Date: 2010-02-25 01:49 pm (UTC)
From: [identity profile] peterbirks.livejournal.com
You are right about international matters complicating things: This article (taken from a Canadian paper so that we don't get the intrinsic pro-British bias of the UK press on the matter)
http://www.theglobeandmail.com/report-on-business/british-pensions-regulator-seeks-greater-stake-in-nortel-assets/article1475841/

In a way, this reminds me of the UK savers who got burnt by investing in Icelandic bank aacounts. However, as no doubt the "our pensions are sacred" group would argue, there's a bit of a difference between voluntarily putting your money in Shyster and Shysterson (Iceland) so as to gain an extra 1% on your money, and working for a UK subsidiary of a foreign company that goes tits up, leaving behind a huge pension deficit.

And the big problem here is, yes, regulation.

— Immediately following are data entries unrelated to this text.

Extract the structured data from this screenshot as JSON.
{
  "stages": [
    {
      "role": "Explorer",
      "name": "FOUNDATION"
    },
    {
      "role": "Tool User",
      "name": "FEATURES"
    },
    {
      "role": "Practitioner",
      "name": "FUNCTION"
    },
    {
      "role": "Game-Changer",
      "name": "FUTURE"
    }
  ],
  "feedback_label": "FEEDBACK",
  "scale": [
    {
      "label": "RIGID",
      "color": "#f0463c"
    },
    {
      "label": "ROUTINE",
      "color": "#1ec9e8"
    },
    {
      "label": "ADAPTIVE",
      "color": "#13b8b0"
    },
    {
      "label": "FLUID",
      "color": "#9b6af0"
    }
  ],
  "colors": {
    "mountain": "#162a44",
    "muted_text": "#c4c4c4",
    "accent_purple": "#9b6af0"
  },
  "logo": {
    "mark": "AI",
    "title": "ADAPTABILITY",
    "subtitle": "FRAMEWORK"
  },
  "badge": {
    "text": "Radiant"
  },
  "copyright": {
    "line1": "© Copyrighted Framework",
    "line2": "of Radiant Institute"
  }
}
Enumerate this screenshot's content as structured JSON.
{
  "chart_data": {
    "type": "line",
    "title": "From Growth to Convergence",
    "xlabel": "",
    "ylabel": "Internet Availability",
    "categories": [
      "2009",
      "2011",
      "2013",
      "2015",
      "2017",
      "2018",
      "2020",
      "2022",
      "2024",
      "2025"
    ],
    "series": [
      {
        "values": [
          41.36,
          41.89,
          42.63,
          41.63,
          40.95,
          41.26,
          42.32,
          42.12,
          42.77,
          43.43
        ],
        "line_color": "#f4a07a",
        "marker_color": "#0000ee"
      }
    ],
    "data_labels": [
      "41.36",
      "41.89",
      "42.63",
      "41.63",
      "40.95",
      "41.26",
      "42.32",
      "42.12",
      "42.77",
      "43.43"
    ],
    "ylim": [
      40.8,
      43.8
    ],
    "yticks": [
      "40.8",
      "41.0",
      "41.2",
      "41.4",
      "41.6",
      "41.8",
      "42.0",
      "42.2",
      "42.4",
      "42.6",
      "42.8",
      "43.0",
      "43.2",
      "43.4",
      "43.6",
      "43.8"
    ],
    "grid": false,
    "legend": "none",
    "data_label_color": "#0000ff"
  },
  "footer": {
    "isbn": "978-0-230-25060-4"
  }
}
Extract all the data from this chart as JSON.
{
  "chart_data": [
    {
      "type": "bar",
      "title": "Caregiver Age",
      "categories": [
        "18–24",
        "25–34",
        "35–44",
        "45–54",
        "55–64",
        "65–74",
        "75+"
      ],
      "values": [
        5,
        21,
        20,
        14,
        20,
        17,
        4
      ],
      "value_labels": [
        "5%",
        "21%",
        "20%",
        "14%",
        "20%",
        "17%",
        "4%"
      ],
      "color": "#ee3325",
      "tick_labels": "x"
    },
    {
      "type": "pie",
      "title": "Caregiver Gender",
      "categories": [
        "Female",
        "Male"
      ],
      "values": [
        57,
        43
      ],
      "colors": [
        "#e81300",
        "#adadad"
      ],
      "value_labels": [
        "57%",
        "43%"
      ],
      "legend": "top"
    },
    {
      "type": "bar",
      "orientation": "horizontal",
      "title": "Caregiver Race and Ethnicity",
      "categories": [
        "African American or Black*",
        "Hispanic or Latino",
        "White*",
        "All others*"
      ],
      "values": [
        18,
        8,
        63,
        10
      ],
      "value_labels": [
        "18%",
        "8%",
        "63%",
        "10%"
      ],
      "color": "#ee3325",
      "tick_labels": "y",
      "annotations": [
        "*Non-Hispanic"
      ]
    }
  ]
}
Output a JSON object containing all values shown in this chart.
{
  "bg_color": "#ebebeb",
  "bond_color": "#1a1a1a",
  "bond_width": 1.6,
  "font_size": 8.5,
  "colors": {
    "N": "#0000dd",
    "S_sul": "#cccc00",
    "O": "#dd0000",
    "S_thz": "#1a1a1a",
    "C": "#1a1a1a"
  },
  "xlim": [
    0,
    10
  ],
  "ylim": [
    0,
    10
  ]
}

As an employee there might be lots of talk about "stakeholder", but the fact is that company A can sell your promise-to-pay (i.e., your pension and the likelihood of you getting it) to foreign company B, thus drastically reducing your chances of winning a court battle on the matter, and there's bugger-all that you, the employee, can do about it.

Part of the problem here is, definitely, that people saw pensions as a certainty, whereas they were never more than a rather shaky IOU. But for once I am rather on the side of the employee. If I choose to work for a British company with a pension because I consider that pension promise to be, in rating agency terms, triple A, then I think that I should have some rights when it comes to a foreign company taking over and, intrinsically, turning that "promise to pay" into single B minus or worse. In essence this amounts to the shareholders ripping off the employees, because obviously a sound debt is worth more than a shaky debt. The difference between the two would be pocketed by the selling shareholders, or, worse, by the buying company. And, legally, there was little that the owner of the IOU could do about it.